Hassle-free option: NPP can report service directly without satisfying criteria
Realize Guidance Gone But Not Dismissed
Although CMS rescinded its May incident-to transmittal 87, your best bet may be to incorporate the changes. "I think CMS still intends that physicians must authorize a nurse practitioner or physician assistant to provide follow-up services," says Hugh Aaron, MHA, JD, CPC, CPC-H, senior adviser for HCPro, at the 2008 American Academy of Professional Coders national conference in Orlando.
The change: For private payers that follow CMS' incident-to coverage requirements, an auditor could request repayment on NPP services when the physician's initial plan of care fails to mention that an NP or PA may provide follow-up care.
Check Off 4 Incident-to Service Requirements
CMS pays a covered NPP office service billed under a physician's number at 100 percent when the encounter meets these three existing and one new criteria:
1. The NP or PA treats an established problem. An internist with the same tax identification number must first treat the patient for that condition or illness.
2. A physician provides an active role in the continued management of that condition or illness. "CMS has no set time period for how long in between episodes the physician must re-treat the patient for the carrier to still consider the physician's role as active," Aaron says.
3. The physician must provide direct supervision. Although an NP or PA subject to state law may treat a patient without a physician on-site, CMS requires a physician be in the office suite to bill a covered office service incident-to the physician, Aaron says.
4. Now CMS may also require that the physician indicate he approves an NPP provide follow-up services. For instance, if an internist diagnoses a patient with type II controlled diabetes (250.00, Diabetes mellitus without mention of complication; type II or unspecified type, not stated as uncontrolled) and wants the group's NPP to be able to provide medication checks, the internist must authorize this in the initial treatment note.
"To cover your incident-to pay, the best bet is for the physician in the initial service to make a brief authorizing statement," Aaron says. Notation could read, "OK to see NPP," he says.
Example: An internist sees an established patient for a new problem that he diagnoses as upper respiratory infection (URI, e.g., 465.8, Acute upper respiratory infections of other multiple sites) and documents a level-three E/M (99213, Office or other outpatient visit for the evaluation and management of an established patient, which requires at least two of these three key components: an expanded problem-focused history; an expanded problem-focused examination; medical decision-making of low complexity). The doctor writes a prescription and tells the patient to call back if she has any problems.
The patient calls two days later and reports that the medication is not working. She comes in and sees a nurse practitioner while the internist is in the office suite. The NP writes the patient a new prescription and documents a level-three service (99213, Office or other outpatient visit for the E/M of an established patient, which requires at least two of these three key components: an expanded problem-focused history; an expanded problem-focused examination; medical decision-making of low complexity).
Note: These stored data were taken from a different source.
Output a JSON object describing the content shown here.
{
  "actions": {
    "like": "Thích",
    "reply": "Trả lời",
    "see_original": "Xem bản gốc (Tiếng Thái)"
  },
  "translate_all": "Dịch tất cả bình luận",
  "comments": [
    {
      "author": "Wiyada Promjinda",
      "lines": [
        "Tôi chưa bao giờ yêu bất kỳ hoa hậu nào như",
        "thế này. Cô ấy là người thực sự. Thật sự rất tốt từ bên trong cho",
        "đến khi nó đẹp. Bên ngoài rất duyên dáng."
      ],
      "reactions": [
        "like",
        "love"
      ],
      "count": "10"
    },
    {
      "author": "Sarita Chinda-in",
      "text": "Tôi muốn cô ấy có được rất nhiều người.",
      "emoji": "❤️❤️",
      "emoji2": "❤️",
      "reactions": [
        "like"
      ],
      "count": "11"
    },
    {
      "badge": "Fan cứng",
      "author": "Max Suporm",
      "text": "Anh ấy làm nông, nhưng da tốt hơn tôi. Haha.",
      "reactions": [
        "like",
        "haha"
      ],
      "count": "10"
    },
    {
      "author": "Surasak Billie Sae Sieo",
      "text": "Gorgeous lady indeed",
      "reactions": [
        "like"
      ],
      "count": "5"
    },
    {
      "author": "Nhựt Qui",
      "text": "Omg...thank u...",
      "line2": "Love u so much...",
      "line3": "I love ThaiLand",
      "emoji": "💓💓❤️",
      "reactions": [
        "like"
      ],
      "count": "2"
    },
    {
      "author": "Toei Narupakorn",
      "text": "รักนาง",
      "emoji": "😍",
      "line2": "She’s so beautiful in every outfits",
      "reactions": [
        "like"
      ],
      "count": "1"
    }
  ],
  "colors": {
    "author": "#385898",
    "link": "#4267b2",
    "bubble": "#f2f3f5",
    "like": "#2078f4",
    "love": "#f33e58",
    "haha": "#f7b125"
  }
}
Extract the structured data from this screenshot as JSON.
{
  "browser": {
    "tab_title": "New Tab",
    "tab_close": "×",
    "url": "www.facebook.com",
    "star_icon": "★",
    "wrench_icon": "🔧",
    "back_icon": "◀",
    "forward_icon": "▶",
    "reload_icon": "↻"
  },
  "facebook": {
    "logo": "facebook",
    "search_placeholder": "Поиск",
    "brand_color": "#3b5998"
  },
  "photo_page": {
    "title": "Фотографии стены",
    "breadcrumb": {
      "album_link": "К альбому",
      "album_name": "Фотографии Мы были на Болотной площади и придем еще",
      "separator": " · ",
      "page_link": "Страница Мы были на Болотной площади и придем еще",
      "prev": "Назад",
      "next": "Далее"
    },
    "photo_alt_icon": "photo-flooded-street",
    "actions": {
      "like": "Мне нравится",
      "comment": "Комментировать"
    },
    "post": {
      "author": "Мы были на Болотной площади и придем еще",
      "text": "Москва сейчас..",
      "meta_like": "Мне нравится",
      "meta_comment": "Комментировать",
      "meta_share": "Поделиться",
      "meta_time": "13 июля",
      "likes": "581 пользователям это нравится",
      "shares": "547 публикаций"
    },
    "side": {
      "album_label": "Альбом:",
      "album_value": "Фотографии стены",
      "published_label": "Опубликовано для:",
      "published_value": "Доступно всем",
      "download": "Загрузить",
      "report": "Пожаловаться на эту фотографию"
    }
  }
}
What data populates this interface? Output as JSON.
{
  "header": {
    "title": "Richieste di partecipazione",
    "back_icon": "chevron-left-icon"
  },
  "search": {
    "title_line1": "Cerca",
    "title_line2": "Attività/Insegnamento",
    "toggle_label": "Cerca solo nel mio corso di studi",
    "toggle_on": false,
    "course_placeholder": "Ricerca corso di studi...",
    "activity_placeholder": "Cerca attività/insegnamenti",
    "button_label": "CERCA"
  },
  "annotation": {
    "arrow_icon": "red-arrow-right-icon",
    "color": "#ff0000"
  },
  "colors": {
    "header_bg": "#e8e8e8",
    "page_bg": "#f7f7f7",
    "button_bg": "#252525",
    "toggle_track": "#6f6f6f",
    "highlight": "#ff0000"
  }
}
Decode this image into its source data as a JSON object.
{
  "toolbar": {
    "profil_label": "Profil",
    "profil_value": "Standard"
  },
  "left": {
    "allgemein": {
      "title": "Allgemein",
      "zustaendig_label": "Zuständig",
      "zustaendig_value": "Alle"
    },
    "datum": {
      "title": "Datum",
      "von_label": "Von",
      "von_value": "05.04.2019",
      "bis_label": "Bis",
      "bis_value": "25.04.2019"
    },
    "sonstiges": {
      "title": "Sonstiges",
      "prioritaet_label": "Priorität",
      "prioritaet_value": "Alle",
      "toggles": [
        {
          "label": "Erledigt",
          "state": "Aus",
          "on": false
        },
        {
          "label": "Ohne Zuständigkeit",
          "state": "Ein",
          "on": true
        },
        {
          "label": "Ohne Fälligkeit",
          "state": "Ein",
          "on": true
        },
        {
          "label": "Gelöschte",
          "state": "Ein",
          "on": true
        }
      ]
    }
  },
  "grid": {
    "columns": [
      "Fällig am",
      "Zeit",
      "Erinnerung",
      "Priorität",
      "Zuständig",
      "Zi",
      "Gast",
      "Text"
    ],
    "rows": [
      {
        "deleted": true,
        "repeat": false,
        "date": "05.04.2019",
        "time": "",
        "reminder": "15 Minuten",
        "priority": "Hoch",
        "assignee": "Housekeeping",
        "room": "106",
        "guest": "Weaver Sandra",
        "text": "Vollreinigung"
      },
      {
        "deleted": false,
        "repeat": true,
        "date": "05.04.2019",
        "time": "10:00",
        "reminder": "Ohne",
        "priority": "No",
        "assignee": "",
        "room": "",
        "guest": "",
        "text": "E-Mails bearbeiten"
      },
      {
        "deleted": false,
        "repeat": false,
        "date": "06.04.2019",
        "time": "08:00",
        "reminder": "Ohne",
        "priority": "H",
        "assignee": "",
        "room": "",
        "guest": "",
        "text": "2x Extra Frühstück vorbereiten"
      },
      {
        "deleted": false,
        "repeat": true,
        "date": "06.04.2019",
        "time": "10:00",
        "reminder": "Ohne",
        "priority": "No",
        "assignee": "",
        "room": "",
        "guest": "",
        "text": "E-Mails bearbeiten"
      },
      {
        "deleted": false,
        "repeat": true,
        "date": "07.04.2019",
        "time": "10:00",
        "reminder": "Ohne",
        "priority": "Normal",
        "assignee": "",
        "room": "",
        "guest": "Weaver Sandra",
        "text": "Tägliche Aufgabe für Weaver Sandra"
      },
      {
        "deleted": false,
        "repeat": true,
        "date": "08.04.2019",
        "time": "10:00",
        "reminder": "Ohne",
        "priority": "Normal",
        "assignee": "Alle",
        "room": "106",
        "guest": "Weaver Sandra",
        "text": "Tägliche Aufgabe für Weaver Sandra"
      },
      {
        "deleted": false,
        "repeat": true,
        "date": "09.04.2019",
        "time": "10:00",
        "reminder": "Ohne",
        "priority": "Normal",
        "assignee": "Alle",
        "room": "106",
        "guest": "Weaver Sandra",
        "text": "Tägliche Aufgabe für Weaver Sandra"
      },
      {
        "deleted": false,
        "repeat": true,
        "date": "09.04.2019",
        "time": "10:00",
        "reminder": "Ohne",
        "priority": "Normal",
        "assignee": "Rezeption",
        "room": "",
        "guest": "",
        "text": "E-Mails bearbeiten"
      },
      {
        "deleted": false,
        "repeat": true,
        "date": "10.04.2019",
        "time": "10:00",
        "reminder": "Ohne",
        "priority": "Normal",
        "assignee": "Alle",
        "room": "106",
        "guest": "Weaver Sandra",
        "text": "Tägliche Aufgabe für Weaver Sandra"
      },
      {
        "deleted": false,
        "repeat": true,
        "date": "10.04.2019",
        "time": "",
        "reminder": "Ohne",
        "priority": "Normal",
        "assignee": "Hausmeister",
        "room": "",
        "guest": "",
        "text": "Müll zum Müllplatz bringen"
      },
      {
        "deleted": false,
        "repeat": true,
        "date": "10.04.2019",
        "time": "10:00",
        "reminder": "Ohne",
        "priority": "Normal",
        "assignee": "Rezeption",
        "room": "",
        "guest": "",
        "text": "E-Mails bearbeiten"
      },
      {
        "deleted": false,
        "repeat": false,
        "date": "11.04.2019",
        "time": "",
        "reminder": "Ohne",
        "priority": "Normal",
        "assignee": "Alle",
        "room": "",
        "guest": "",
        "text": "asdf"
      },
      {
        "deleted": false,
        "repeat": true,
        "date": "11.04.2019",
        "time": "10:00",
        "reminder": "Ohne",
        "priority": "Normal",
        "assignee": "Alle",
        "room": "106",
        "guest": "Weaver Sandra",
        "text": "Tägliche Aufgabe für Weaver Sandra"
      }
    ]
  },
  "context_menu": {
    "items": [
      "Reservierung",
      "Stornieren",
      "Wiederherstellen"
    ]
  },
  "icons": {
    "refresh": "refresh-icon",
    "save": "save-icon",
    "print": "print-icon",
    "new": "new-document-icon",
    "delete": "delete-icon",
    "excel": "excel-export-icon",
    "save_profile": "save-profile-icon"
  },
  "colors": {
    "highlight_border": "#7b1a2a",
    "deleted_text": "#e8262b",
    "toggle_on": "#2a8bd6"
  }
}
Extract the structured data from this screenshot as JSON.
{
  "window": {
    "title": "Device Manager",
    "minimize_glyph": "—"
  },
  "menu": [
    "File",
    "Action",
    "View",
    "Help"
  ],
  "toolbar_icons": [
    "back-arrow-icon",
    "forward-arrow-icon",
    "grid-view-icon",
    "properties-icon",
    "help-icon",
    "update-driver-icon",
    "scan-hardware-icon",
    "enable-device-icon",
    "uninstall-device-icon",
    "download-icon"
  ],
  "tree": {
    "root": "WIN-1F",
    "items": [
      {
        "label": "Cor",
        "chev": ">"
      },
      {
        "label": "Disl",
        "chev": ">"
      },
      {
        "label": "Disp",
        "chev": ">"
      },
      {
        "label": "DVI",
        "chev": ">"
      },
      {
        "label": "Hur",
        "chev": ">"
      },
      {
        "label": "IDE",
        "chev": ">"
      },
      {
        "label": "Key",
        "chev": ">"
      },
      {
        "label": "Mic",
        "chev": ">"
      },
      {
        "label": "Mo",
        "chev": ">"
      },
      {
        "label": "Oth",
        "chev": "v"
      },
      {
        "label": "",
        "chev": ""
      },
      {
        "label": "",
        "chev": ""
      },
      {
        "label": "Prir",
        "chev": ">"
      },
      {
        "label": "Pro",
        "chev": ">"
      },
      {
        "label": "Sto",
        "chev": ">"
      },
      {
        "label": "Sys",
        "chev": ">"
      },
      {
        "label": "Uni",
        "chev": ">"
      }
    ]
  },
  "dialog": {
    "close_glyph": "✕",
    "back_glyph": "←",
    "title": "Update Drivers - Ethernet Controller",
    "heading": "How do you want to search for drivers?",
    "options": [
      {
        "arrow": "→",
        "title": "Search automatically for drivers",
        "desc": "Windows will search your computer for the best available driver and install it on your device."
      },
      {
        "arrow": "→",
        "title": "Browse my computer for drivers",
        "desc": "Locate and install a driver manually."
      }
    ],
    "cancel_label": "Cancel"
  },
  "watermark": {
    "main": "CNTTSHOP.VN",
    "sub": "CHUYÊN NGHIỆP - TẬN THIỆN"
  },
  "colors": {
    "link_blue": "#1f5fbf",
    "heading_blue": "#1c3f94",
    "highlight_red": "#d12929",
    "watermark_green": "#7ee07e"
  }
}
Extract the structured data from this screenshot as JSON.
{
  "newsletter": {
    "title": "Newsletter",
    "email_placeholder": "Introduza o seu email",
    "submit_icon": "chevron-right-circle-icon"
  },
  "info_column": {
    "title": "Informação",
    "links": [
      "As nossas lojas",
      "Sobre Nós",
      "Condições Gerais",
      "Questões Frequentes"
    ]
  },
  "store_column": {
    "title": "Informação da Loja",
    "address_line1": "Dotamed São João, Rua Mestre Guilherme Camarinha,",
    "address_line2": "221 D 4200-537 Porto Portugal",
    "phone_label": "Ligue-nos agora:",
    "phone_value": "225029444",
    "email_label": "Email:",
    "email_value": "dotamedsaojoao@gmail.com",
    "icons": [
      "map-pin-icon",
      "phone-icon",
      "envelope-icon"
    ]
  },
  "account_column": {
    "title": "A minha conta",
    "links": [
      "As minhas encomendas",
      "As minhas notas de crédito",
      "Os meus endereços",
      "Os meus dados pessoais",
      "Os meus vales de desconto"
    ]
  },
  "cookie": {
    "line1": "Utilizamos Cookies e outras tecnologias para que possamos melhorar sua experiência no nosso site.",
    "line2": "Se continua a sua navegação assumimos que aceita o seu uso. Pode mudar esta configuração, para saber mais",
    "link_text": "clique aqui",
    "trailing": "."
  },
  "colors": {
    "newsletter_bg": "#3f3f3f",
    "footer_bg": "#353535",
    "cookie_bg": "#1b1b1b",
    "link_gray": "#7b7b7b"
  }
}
This scenario would meet the original three incident-to criteria:
• A physician provides the initial service
• Two days later can be assumed to be in the active role time-period
• A physician is in the office suite.
Missing: The internist gave "no express authorization to write another prescription," Aaron says. CMS might still believe that the physician must document in his notes whether it's OK for the patient to see the NP. Without such a statement, reporting 99213 incident-to the physician (using his NPI) is questionable.
Switch to NPP's NPI to Avoid Hoops
You don't have to forego payment for the E/M service. Instead, report the service (in the above case 99213) under the NP's NPI, Aaron says.
The incident-to umbrella was originally created in the 1960s as a billing method for auxiliary staff, meaning nurses and assistants. This was before the evolution of practices using NPPs.
When practices realized they could avoid the 15 percent reduction sometimes associated with billing services under an NPP's number, they started jumping through the incident-to hoops to prevent revenue loss, Aaron says.
But incident-to wasn't really meant for NPPs. Therefore, even though writing a prescription without physician authorization is certainly within an NP's or PA's scope of practice, subject to state laws, incident-to makes these added measures necessary, he says.
Not all payers apply this reduction, says Richard Tuck, MD, FAAP, of PrimeCare of Southeastern Ohio. Best bet: Check with your major insurers for payment and incident-to criteria.